Day 36 With Dora

Have you ever gone to the vet or the groomer or doggie day care or something, left your pet there for a few hours, come back to get them and then heard this horrible yowling from the back room and thought “That’s my pet, isn’t it?” Yep. Twice now, it has been my pet.

The first time was a few years ago when we got Kuno spayed.


After this surgery, pets are supposed to be groggy and lethargic for at least the next day. Oh no, not Kuno. She sounded like an angry banshee back there, and lo and behold- she was. Well, in as much as a 10 pound cat with bad balance because her hips are still numb can be, anyway. We took her home, and as soon as I sat down on my parents’ floor: Velcro cat. She purred and meowed thrpughout the day once she got home, but man, she was not happy with us for bringing her to the vet, and she was jumping onto and off of furniture within two hours of being home. She healed fine and is still good.

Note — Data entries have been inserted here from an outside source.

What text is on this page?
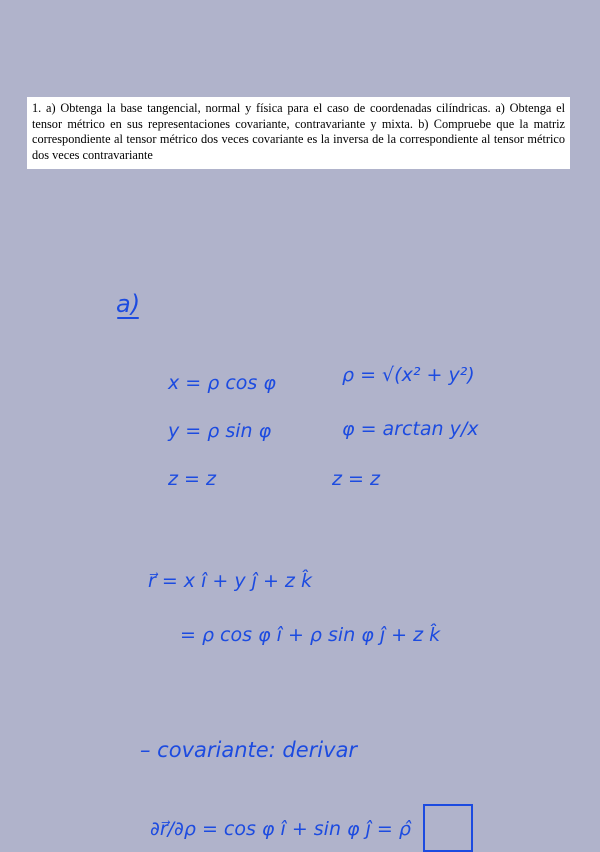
1. a) Obtenga la base tangencial, normal y física para el caso de coordenadas cilíndricas. a) Obtenga el tensor métrico en sus representaciones covariante, contravariante y mixta. b) Compruebe que la matriz correspondiente al tensor métrico dos veces covariante es la inversa de la correspondiente al tensor métrico dos veces contravariante
a)
x = ρ cos φ
y = ρ sin φ
z = z
ρ = √(x² + y²)
φ = arctan y/x
z = z
r⃗ = x î + y ĵ + z k̂
= ρ cos φ î + ρ sin φ ĵ + z k̂
– covariante: derivar
∂r⃗/∂ρ = cos φ î + sin φ ĵ = ρ̂
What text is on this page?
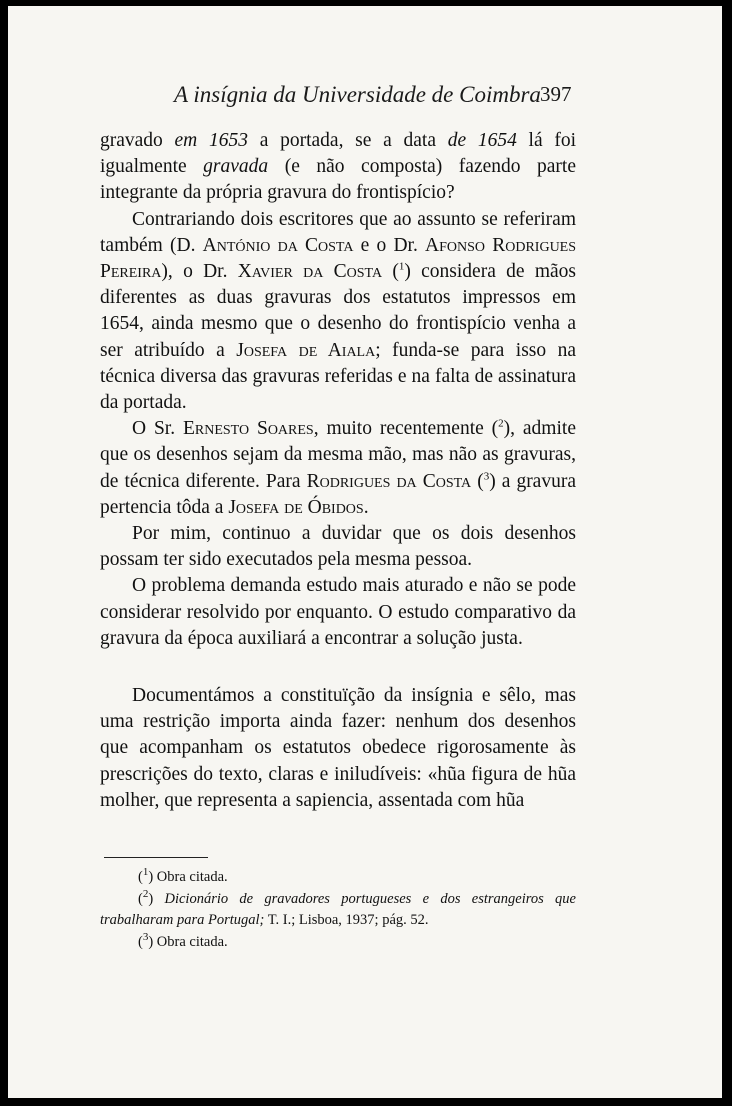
A insígnia da Universidade de Coimbra 397

gravado em 1653 a portada, se a data de 1654 lá foi igualmente gravada (e não composta) fazendo parte integrante da própria gravura do frontispício?

Contrariando dois escritores que ao assunto se referiram também (D. António da Costa e o Dr. Afonso Rodrigues Pereira), o Dr. Xavier da Costa ($^1$) considera de mãos diferentes as duas gravuras dos estatutos impressos em 1654, ainda mesmo que o desenho do frontispício venha a ser atribuído a Josefa de Aiala; funda-se para isso na técnica diversa das gravuras referidas e na falta de assinatura da portada.

O Sr. Ernesto Soares, muito recentemente ($^2$), admite que os desenhos sejam da mesma mão, mas não as gravuras, de técnica diferente. Para Rodrigues da Costa ($^3$) a gravura pertencia tôda a Josefa de Óbidos.

Por mim, continuo a duvidar que os dois desenhos possam ter sido executados pela mesma pessoa.

O problema demanda estudo mais aturado e não se pode considerar resolvido por enquanto. O estudo comparativo da gravura da época auxiliará a encontrar a solução justa.

Documentámos a constituïção da insígnia e sêlo, mas uma restrição importa ainda fazer: nenhum dos desenhos que acompanham os estatutos obedece rigorosamente às prescrições do texto, claras e iniludíveis: «hũa figura de hũa molher, que representa a sapiencia, assentada com hũa

($^1$) Obra citada.

($^2$) Dicionário de gravadores portugueses e dos estrangeiros que trabalharam para Portugal; T. I.; Lisboa, 1937; pág. 52.

($^3$) Obra citada.
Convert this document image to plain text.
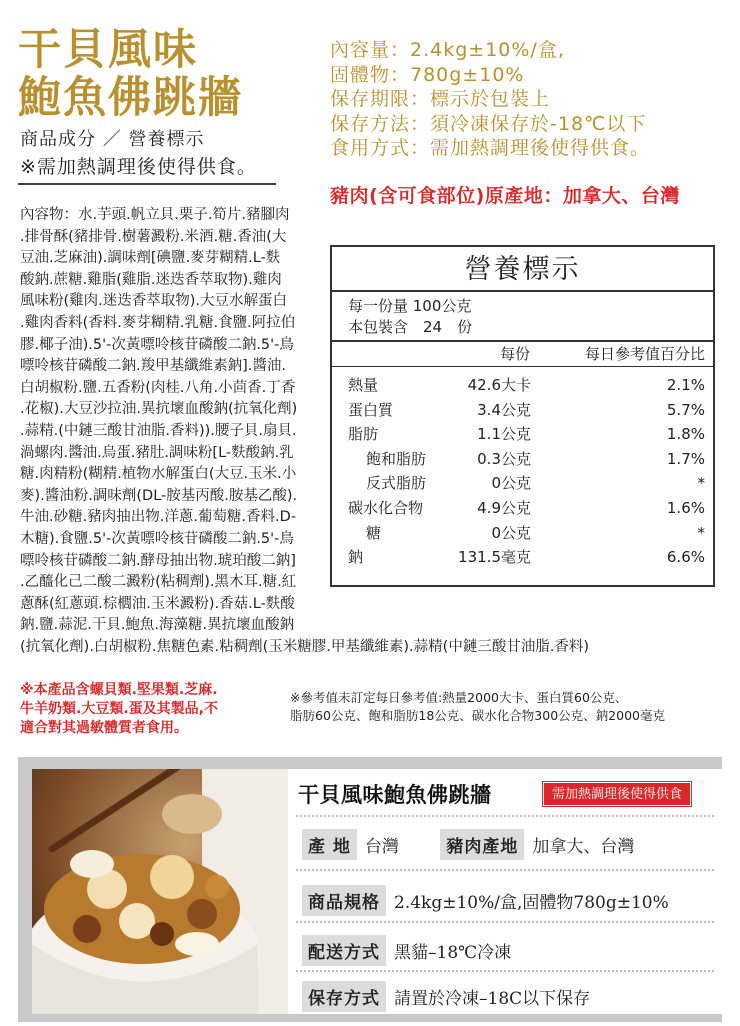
干貝風味
鮑魚佛跳牆
商品成分 ／ 營養標示
※需加熱調理後使得供食。
內容量：2.4kg±10%/盒,
固體物：780g±10%
保存期限：標示於包裝上
保存方法：須冷凍保存於-18℃以下
食用方式：需加熱調理後使得供食。
豬肉(含可食部位)原產地：加拿大、台灣
內容物：水.芋頭.帆立貝.栗子.筍片.豬腳肉
.排骨酥(豬排骨.樹薯澱粉.米酒.糖.香油(大
豆油.芝麻油).調味劑[碘鹽.麥芽糊精.L-麩
酸鈉.蔗糖.雞脂(雞脂.迷迭香萃取物).雞肉
風味粉(雞肉.迷迭香萃取物).大豆水解蛋白
.雞肉香料(香料.麥芽糊精.乳糖.食鹽.阿拉伯
膠.椰子油).5'-次黃嘌呤核苷磷酸二鈉.5'-鳥
嘌呤核苷磷酸二鈉.羧甲基纖維素鈉].醬油.
白胡椒粉.鹽.五香粉(肉桂.八角.小茴香.丁香
.花椒).大豆沙拉油.異抗壞血酸鈉(抗氧化劑)
.蒜精.(中鏈三酸甘油脂.香料)).腰子貝.扇貝.
渦螺肉.醬油.烏蛋.豬肚.調味粉[L-麩酸鈉.乳
糖.肉精粉(糊精.植物水解蛋白(大豆.玉米.小
麥).醬油粉.調味劑(DL-胺基丙酸.胺基乙酸).
牛油.砂糖.豬肉抽出物.洋蔥.葡萄糖.香料.D-
木糖).食鹽.5'-次黃嘌呤核苷磷酸二鈉.5'-鳥
嘌呤核苷磷酸二鈉.酵母抽出物.琥珀酸二鈉]
.乙醯化己二酸二澱粉(粘稠劑).黑木耳.糖.紅
蔥酥(紅蔥頭.棕櫚油.玉米澱粉).香菇.L-麩酸
鈉.鹽.蒜泥.干貝.鮑魚.海藻糖.異抗壞血酸鈉
(抗氧化劑).白胡椒粉.焦糖色素.粘稠劑(玉米糖膠.甲基纖維素).蒜精(中鏈三酸甘油脂.香料)
營養標示
每一份量 100公克
本包裝含　24　份
每份	每日參考值百分比
熱量	42.6大卡	2.1%
蛋白質	3.4公克	5.7%
脂肪	1.1公克	1.8%
飽和脂肪	0.3公克	1.7%
反式脂肪	0公克	*
碳水化合物	4.9公克	1.6%
糖	0公克	*
鈉	131.5毫克	6.6%
※本產品含螺貝類.堅果類.芝麻.
牛羊奶類.大豆類.蛋及其製品,不
適合對其過敏體質者食用。
※參考值未訂定每日參考值:熱量2000大卡、蛋白質60公克、
脂肪60公克、飽和脂肪18公克、碳水化合物300公克、鈉2000毫克
干貝風味鮑魚佛跳牆	需加熱調理後使得供食
產 地 台灣	豬肉產地 加拿大、台灣
商品規格 2.4kg±10%/盒,固體物780g±10%
配送方式 黑貓–18℃冷凍
保存方式 請置於冷凍–18C以下保存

Second time? You guessed it- today with Dora.


She’s been very smelly and quite interested in licking her bum, so of course, I’m thinking it’s the anal glands. (Why are pet owners ok with how desensitized we become to the gross physical needs of our pets? 😑) Anyway, if it’s happened to your dog before, you  probably see where I’m coming from.

So I took her to a groomer because if the glands needed to be emptied, she may as well get a bath at the same time, and just be fresh and clean when she comes home. Dora is such a baby. A whiny little baby. I’m not sure if she just loves us enough to want to be close (always) or if she’s been left alone before. But… mild separation anxiety. Mostly crying and moving items, from what I’ve heard/seen.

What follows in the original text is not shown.